The backlash against globalisation and scepticism over the benefits of free trade is currently so strong that there is a real risk that countries could retreat into ill-considered and destructive forms of protectionism. In other words, forms of protectionism – sold as patriotism – that undermines growth and employment.
That is not to say that there are no negatives associated with trade liberalisation. There definitely are. Post-1994, South Africa is littered with examples of where overly exuberant liberalisation played a role in accelerating deindustrialisation and destroying the very types of jobs that this country is now so desperate to recreate. Nevertheless, there is now a risk of overcorrection, as the populist antitrade winds blow ever harder, particularly from the West.
It was somewhat refreshing, therefore, to hear a recent defence of trade, delivered by European Union (EU) ambassador to South Africa Marcus Cornaro. True, his free-trade apologetics more than suited his argument against South Africa’s recent interventions to stem the import of chicken from the EU – an issue that will hopefully be resolved in a way that is supportive of as much domestic job retention as possible. Still, it offered something of a welcome counter point to the populist urgings of the day.
“We live in a world where closing borders and building walls – brick walls and trade walls – is gaining popularity and where simplifications are becoming the norm, together with textbook protectionism,” Cornaro lamented.

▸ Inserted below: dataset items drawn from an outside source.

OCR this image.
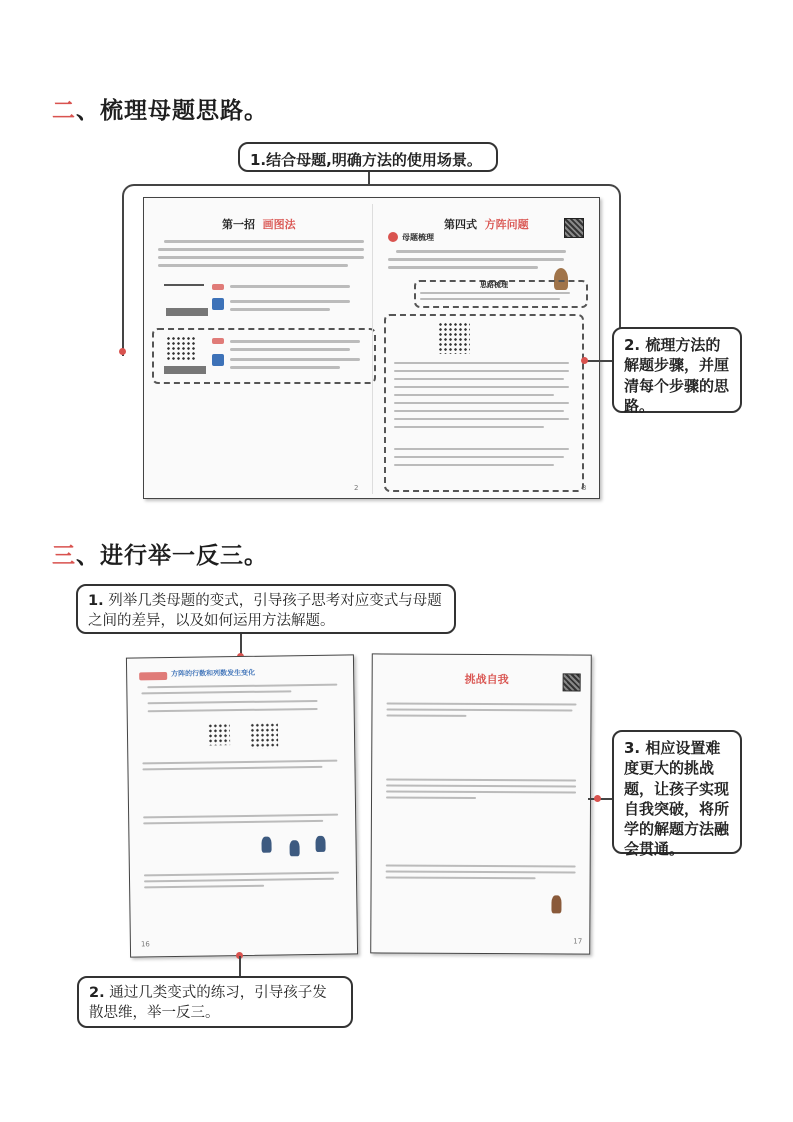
二、梳理母题思路。
1.结合母题,明确方法的使用场景。
第一招 画图法
2
第四式 方阵问题
母题梳理
思路梳理
3
2. 梳理方法的解题步骤，并厘清每个步骤的思路。
三、进行举一反三。
1. 列举几类母题的变式，引导孩子思考对应变式与母题之间的差异，以及如何运用方法解题。
方阵的行数和列数发生变化
16
挑战自我
17
3. 相应设置难度更大的挑战题，让孩子实现自我突破，将所学的解题方法融会贯通。
2. 通过几类变式的练习，引导孩子发散思维，举一反三。
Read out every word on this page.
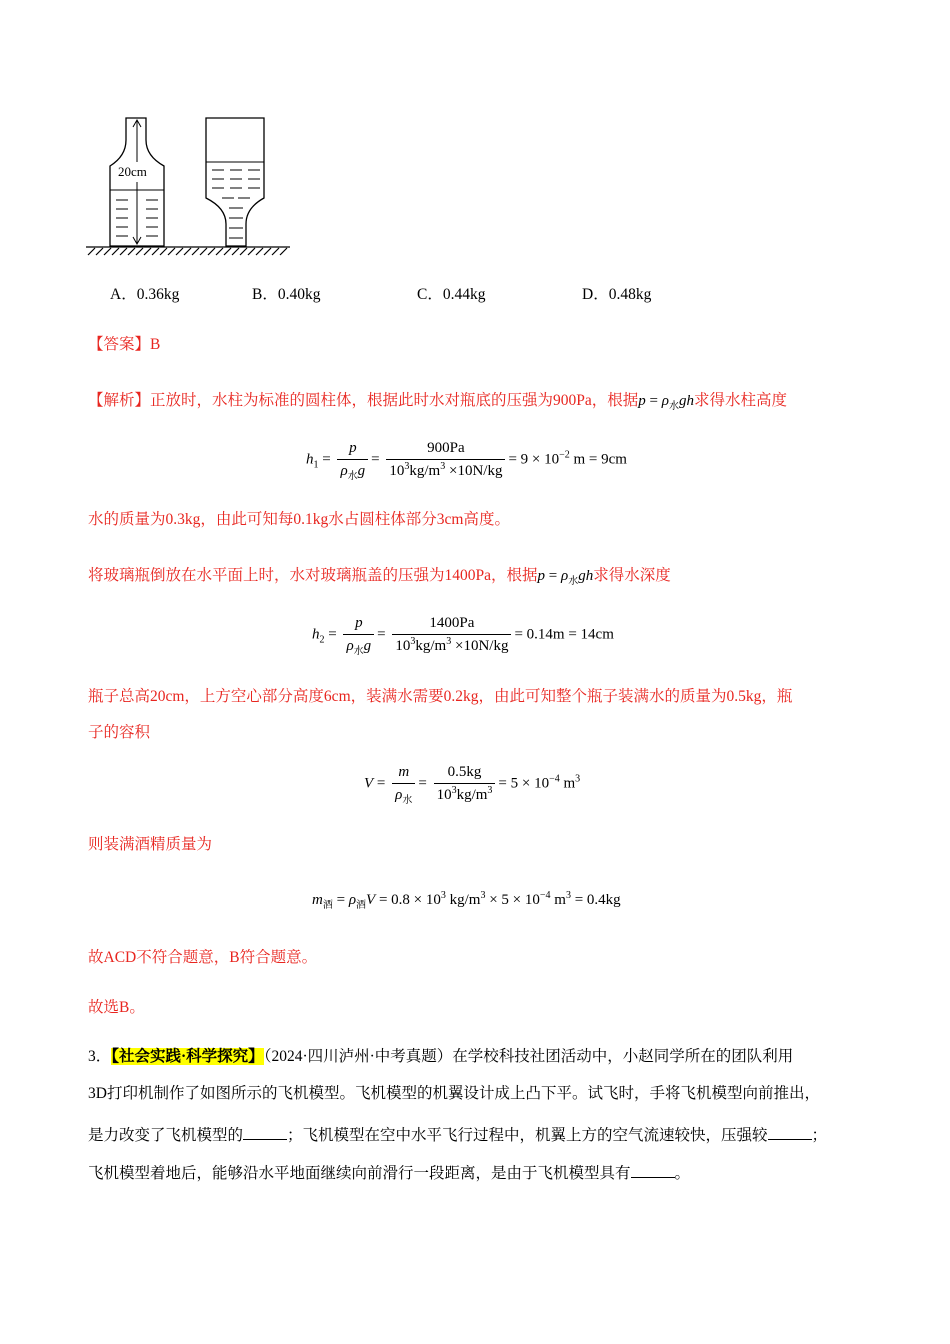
20cm
A．0.36kg	B．0.40kg	C．0.44kg	D．0.48kg
【答案】B
【解析】正放时，水柱为标准的圆柱体，根据此时水对瓶底的压强为900Pa，根据$p = \rho_水gh$求得水柱高度
$h_1 = \frac{p}{\rho_水g} = \frac{900Pa}{10^3kg/m^3 \times 10N/kg} = 9 \times 10^{-2}$ m = 9cm
水的质量为0.3kg，由此可知每0.1kg水占圆柱体部分3cm高度。
将玻璃瓶倒放在水平面上时，水对玻璃瓶盖的压强为1400Pa，根据$p = \rho_水gh$求得水深度
$h_2 = \frac{p}{\rho_水g} = \frac{1400Pa}{10^3kg/m^3 \times 10N/kg} = 0.14m = 14cm$
瓶子总高20cm，上方空心部分高度6cm，装满水需要0.2kg，由此可知整个瓶子装满水的质量为0.5kg，瓶
子的容积
$V = \frac{m}{\rho_水} = \frac{0.5kg}{10^3kg/m^3} = 5 \times 10^{-4}$ $m^3$
则装满酒精质量为
$m_酒 = \rho_酒V = 0.8 \times 10^3$ $kg/m^3 \times 5 \times 10^{-4}$ $m^3 = 0.4kg$
故ACD不符合题意，B符合题意。
故选B。
3．【社会实践·科学探究】（2024·四川泸州·中考真题）在学校科技社团活动中，小赵同学所在的团队利用
3D打印机制作了如图所示的飞机模型。飞机模型的机翼设计成上凸下平。试飞时，手将飞机模型向前推出，
是力改变了飞机模型的	；飞机模型在空中水平飞行过程中，机翼上方的空气流速较快，压强较	；
飞机模型着地后，能够沿水平地面继续向前滑行一段距离，是由于飞机模型具有	。
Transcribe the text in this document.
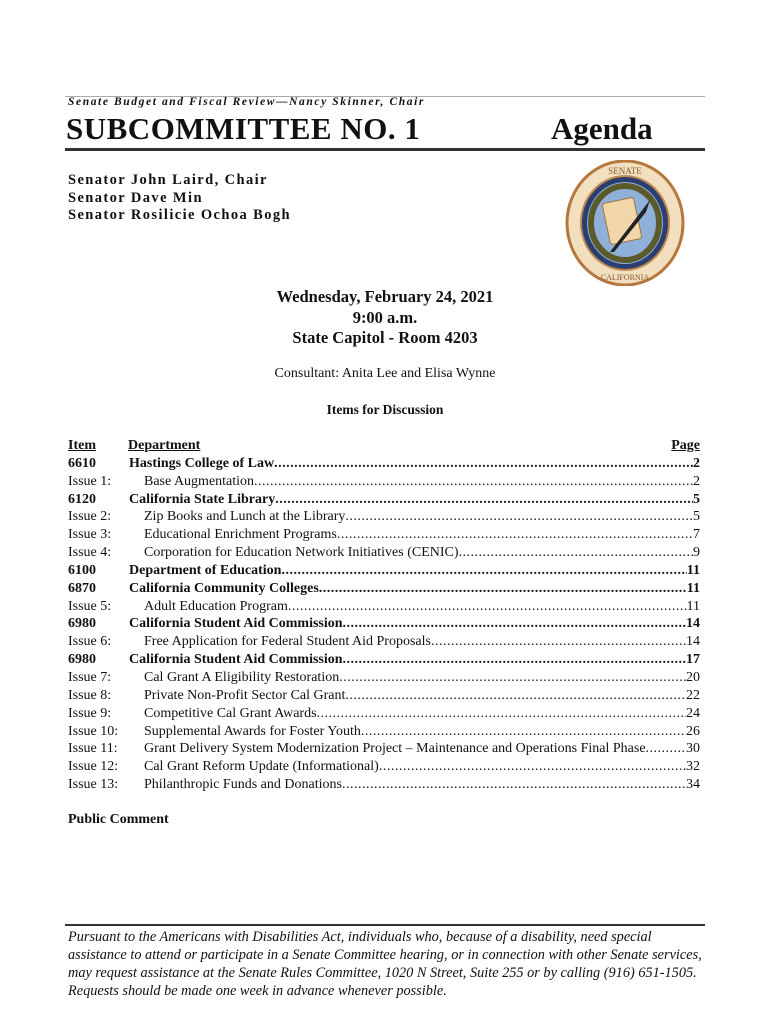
Senate Budget and Fiscal Review—Nancy Skinner, Chair
SUBCOMMITTEE NO. 1	Agenda
Senator John Laird, Chair
Senator Dave Min
Senator Rosilicie Ochoa Bogh
SENATE
CALIFORNIA
Wednesday, February 24, 2021
9:00 a.m.
State Capitol - Room 4203
Consultant: Anita Lee and Elisa Wynne
Items for Discussion
Item	Department	Page
6610	Hastings College of Law .....	2
Issue 1:	Base Augmentation .....	2
6120	California State Library .....	5
Issue 2:	Zip Books and Lunch at the Library .....	5
Issue 3:	Educational Enrichment Programs .....	7
Issue 4:	Corporation for Education Network Initiatives (CENIC) .....	9
6100	Department of Education .....	11
6870	California Community Colleges .....	11
Issue 5:	Adult Education Program .....	11
6980	California Student Aid Commission .....	14
Issue 6:	Free Application for Federal Student Aid Proposals .....	14
6980	California Student Aid Commission .....	17
Issue 7:	Cal Grant A Eligibility Restoration .....	20
Issue 8:	Private Non-Profit Sector Cal Grant .....	22
Issue 9:	Competitive Cal Grant Awards .....	24
Issue 10:	Supplemental Awards for Foster Youth .....	26
Issue 11:	Grant Delivery System Modernization Project – Maintenance and Operations Final Phase .....	30
Issue 12:	Cal Grant Reform Update (Informational) .....	32
Issue 13:	Philanthropic Funds and Donations .....	34
Public Comment
Pursuant to the Americans with Disabilities Act, individuals who, because of a disability, need special assistance to attend or participate in a Senate Committee hearing, or in connection with other Senate services, may request assistance at the Senate Rules Committee, 1020 N Street, Suite 255 or by calling (916) 651-1505. Requests should be made one week in advance whenever possible.
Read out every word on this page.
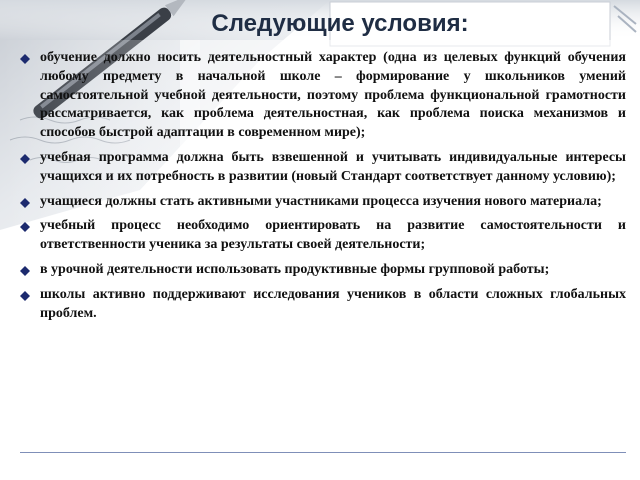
Следующие условия:
обучение должно носить деятельностный характер (одна из целевых функций обучения любому предмету в начальной школе – формирование у школьников умений самостоятельной учебной деятельности, поэтому проблема функциональной грамотности рассматривается, как проблема деятельностная, как проблема поиска механизмов и способов быстрой адаптации в современном мире);
учебная программа должна быть взвешенной и учитывать индивидуальные интересы учащихся и их потребность в развитии (новый Стандарт соответствует данному условию);
учащиеся должны стать активными участниками процесса изучения нового материала;
учебный процесс необходимо ориентировать на развитие самостоятельности и ответственности ученика за результаты своей деятельности;
в урочной деятельности использовать продуктивные формы групповой работы;
школы активно поддерживают исследования учеников в области сложных глобальных проблем.
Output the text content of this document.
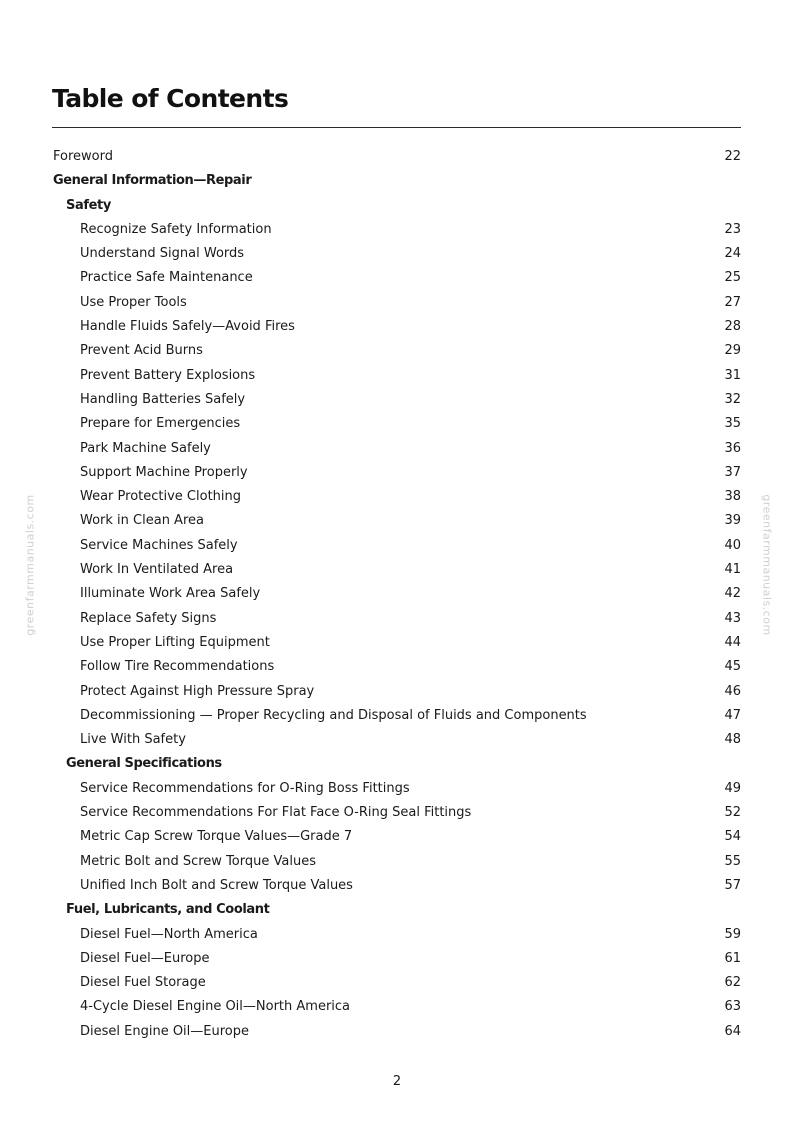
Table of Contents
Foreword	22
General Information—Repair
Safety
Recognize Safety Information	23
Understand Signal Words	24
Practice Safe Maintenance	25
Use Proper Tools	27
Handle Fluids Safely—Avoid Fires	28
Prevent Acid Burns	29
Prevent Battery Explosions	31
Handling Batteries Safely	32
Prepare for Emergencies	35
Park Machine Safely	36
Support Machine Properly	37
Wear Protective Clothing	38
Work in Clean Area	39
Service Machines Safely	40
Work In Ventilated Area	41
Illuminate Work Area Safely	42
Replace Safety Signs	43
Use Proper Lifting Equipment	44
Follow Tire Recommendations	45
Protect Against High Pressure Spray	46
Decommissioning — Proper Recycling and Disposal of Fluids and Components	47
Live With Safety	48
General Specifications
Service Recommendations for O-Ring Boss Fittings	49
Service Recommendations For Flat Face O-Ring Seal Fittings	52
Metric Cap Screw Torque Values—Grade 7	54
Metric Bolt and Screw Torque Values	55
Unified Inch Bolt and Screw Torque Values	57
Fuel, Lubricants, and Coolant
Diesel Fuel—North America	59
Diesel Fuel—Europe	61
Diesel Fuel Storage	62
4-Cycle Diesel Engine Oil—North America	63
Diesel Engine Oil—Europe	64
2
greenfarmmanuals.com	greenfarmmanuals.com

Trade deals were becoming a “handy scapegoat” when more fundamental competitiveness issues were arguably to blame. “It is easier to keep domestic markets closed and erect barriers to trade and investment than to restructure and reform. In the short term, protectionism might deliver, especially in terms of popular support. In the medium to long term, however, they are bound to fail.”
To be sure, the “lure of protectionism”, as the ambassador described it, is strong and is likely to grow stronger in light of President Donald Trump’s “America First” vision.
However, trade issues are more complex than thoughtless reactions will ever countenance, or acknowledge. Take Trump’s view that a withdrawal from the Trans-Pacific Partnership (TPP) deal will support a revival in US steel and manufacturing industries. An analysis by Wood Mackenzie suggests that a reversal of the policy “is not an entirely positive outcome for the US steel industry”. The study shows that the US steel industry made more money by selling steel to TPP trading partners in 2015 than it lost by importing from them. It also warns that costs will rise and consumers will suffer should manufacturing industries need to wean themselves off imported steel, which accounts for some 60% of steel consumption.
To date, The South African authorities are showing few signs of eschewing evidence-based tariff determinations in favour knee-jerk interventions. However, as the antitrade pressures mount it may become as difficult for trade diplomats as it will be for international diplomats to heed Sir Winston Churchill’s famous assertion that “to jaw-jaw is always better than to war-war”.